I'd do it exactly as "only" suggests. 3 mi warmup, 4 mi tempo, 1 mi warmdown. Warm into the tempo portion from below.
There's a deep structural problem, it seems to me, with the whole idea of calculators using race results to prescribe certain paces not just that one might run in races of longer duration, but that one should use as a guide to training paces--"half marathon pace," "marathon pace," and the like.
Here's the problem. The calculator works from whatever race result you put into it. Usually we work from a race result that we obtained on a good day--when we were well-trained, tapered, ready to go.
But I never run my tempo runs on those legs. I always run them untapered, in the middle of a training week. Sometimes I make the second half of a two-hour run into a de facto tempo run at half-marathon EFFORT, based on HR and a general memory of what half-marathon effort is supposed to be.
When I do that, though, I end up running a pace that's quite a bit slower than the pace I actually run my half-marathons at. For example, on two successive weekends I ran the last 63 minutes of a 2:05 run at 89% HR max (174 of 196), and averaged 7:52 pace. I was working at half-marathon pace effort. But the half marathon I actually ran four weeks later I ran at exactly 7:00 pace. Because I was rested, it was a cold perfect day, I was adrenalized.
Now, if I'd tried to run 7:00 pace for the last 7 miles of my 15 miler, after 8 easy miles of warmup--a strenous but not unprecedented "half marathon pace tempo run"--on the training day in question: well, I'd have been running more at 10K effort.
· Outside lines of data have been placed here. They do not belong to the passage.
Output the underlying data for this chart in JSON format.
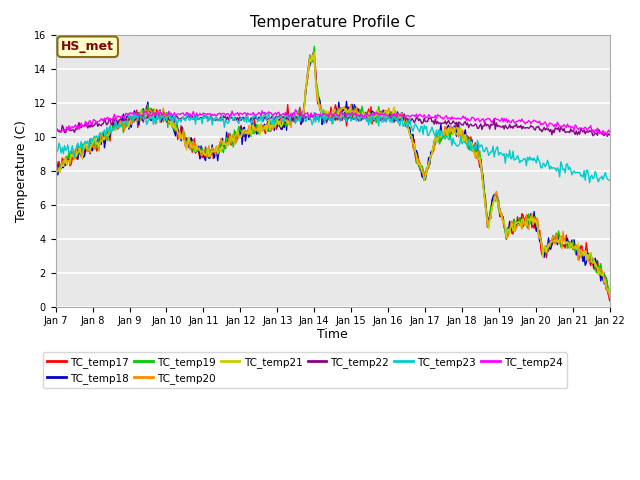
{
  "title": "Temperature Profile C",
  "xlabel": "Time",
  "ylabel": "Temperature (C)",
  "ylim": [
    0,
    16
  ],
  "annotation_text": "HS_met",
  "annotation_color": "#8B0000",
  "annotation_bg": "#FFFFCC",
  "annotation_edge": "#8B6914",
  "plot_bg": "#E8E8E8",
  "fig_bg": "#FFFFFF",
  "series": {
    "TC_temp17": {
      "color": "#FF0000"
    },
    "TC_temp18": {
      "color": "#0000CC"
    },
    "TC_temp19": {
      "color": "#00CC00"
    },
    "TC_temp20": {
      "color": "#FF8800"
    },
    "TC_temp21": {
      "color": "#CCCC00"
    },
    "TC_temp22": {
      "color": "#880088"
    },
    "TC_temp23": {
      "color": "#00CCCC"
    },
    "TC_temp24": {
      "color": "#FF00FF"
    }
  },
  "x_tick_labels": [
    "Jan 7",
    "Jan 8",
    "Jan 9",
    "Jan 10",
    "Jan 11",
    "Jan 12",
    "Jan 13",
    "Jan 14",
    "Jan 15",
    "Jan 16",
    "Jan 17",
    "Jan 18",
    "Jan 19",
    "Jan 20",
    "Jan 21",
    "Jan 22"
  ],
  "yticks": [
    0,
    2,
    4,
    6,
    8,
    10,
    12,
    14,
    16
  ],
  "title_fontsize": 11,
  "tick_fontsize": 7,
  "ylabel_fontsize": 9,
  "xlabel_fontsize": 9
}
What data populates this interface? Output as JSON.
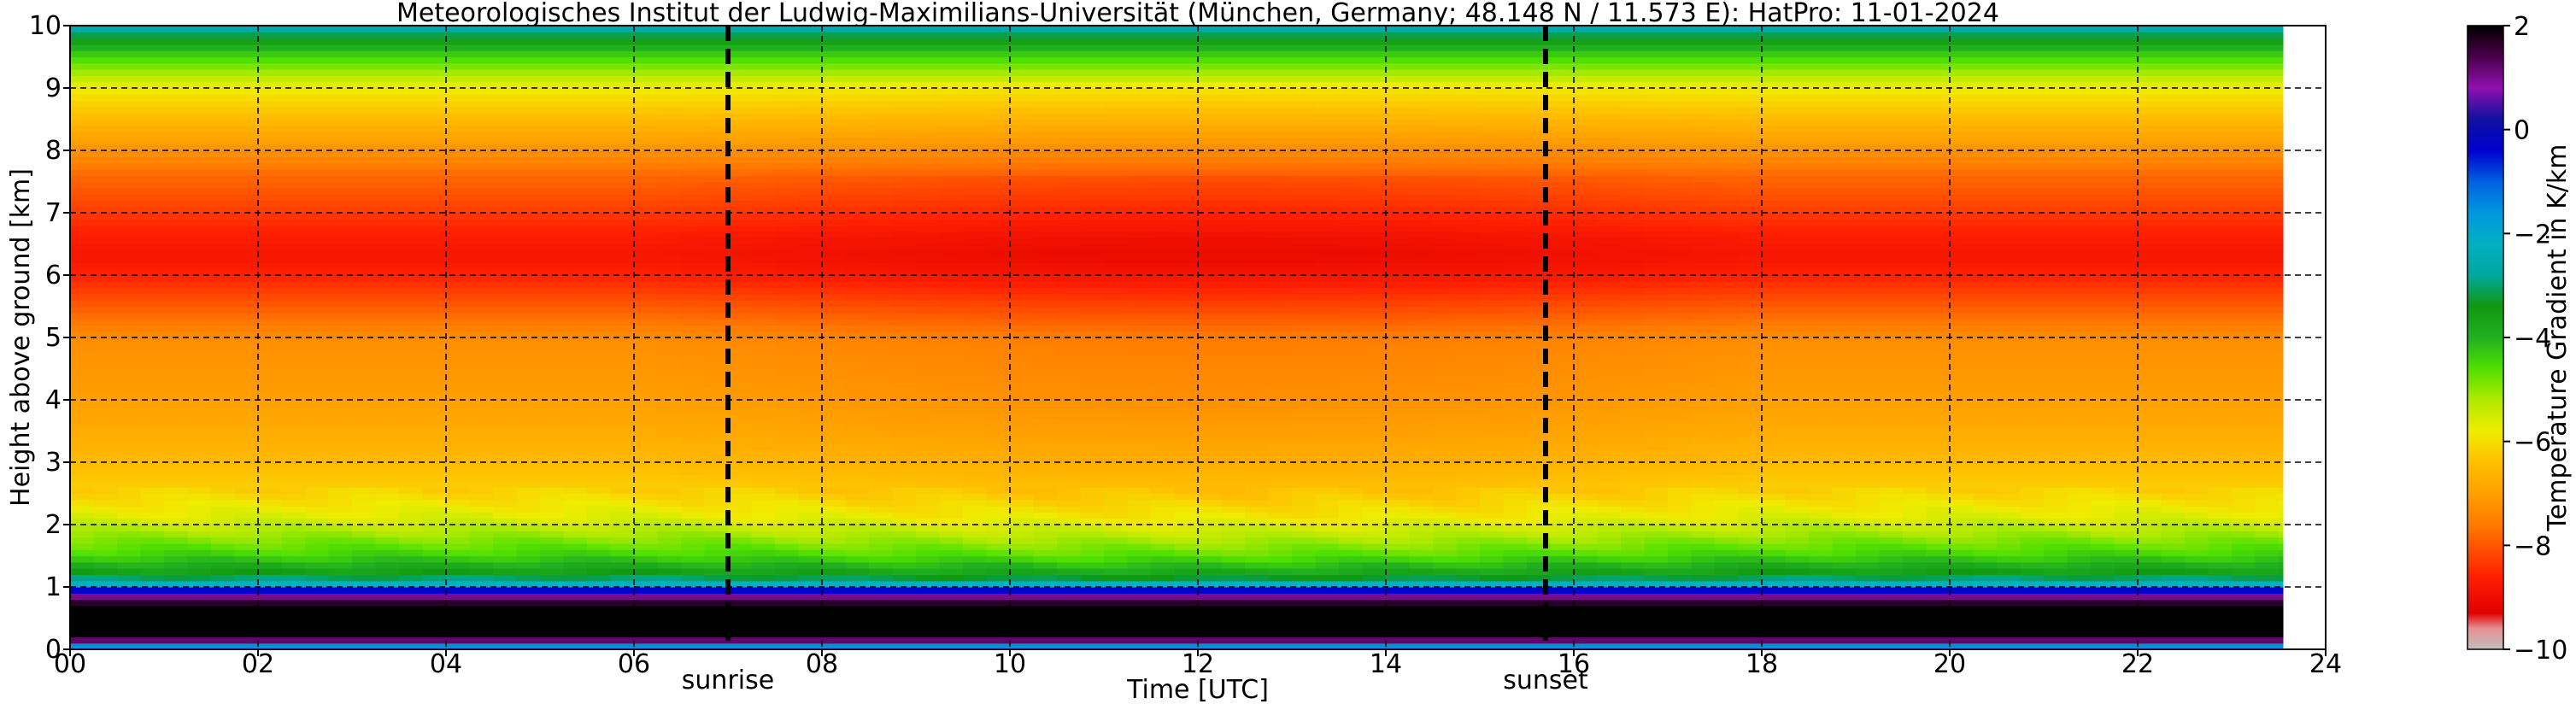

I'd literally have run myself into the ground.
It's worth remembering this when you're working a tempo run and not quite keeping up with what you're "supposed" to be running. "Supposed" is an illusion. Sometimes, of course, it's important to do some running at the actual pace you hope to maintain, since economy at that specific pace is a trained-in thing.
But remember what Pfitz suggests: start your long runs at 20% slower than MP and finish at 10% slower. If your imputed (calculator-ed) MP is 7:30, he suggests that you start at 9:00 and finish with 8:15s. Why? He explains that 8:15s, in training, pretty much develop the specific muscles (and thus economy) that 7:30 pace will require on race day--where as LSD mileage, at 9:00 pace, doesn't do that.
7:30 -------> 8:15 is a 45-second spread. That's a lot. Sort of like my 7:52 -------->7:00 spread.
What Pfitz DOESN'T say, but could have, is that 8:15 pace at the end of a long run probably puts your HR pretty close to actual marathon pace HR, i.e., the HR you'll be able to hit at 7:30 on race day, when you're fully tapered, glycogen-stuffed, adrenalized, etc.
Sorry to hijack the thread. This has just been on my mind for a while. I haven't seen it discussed, and it should be.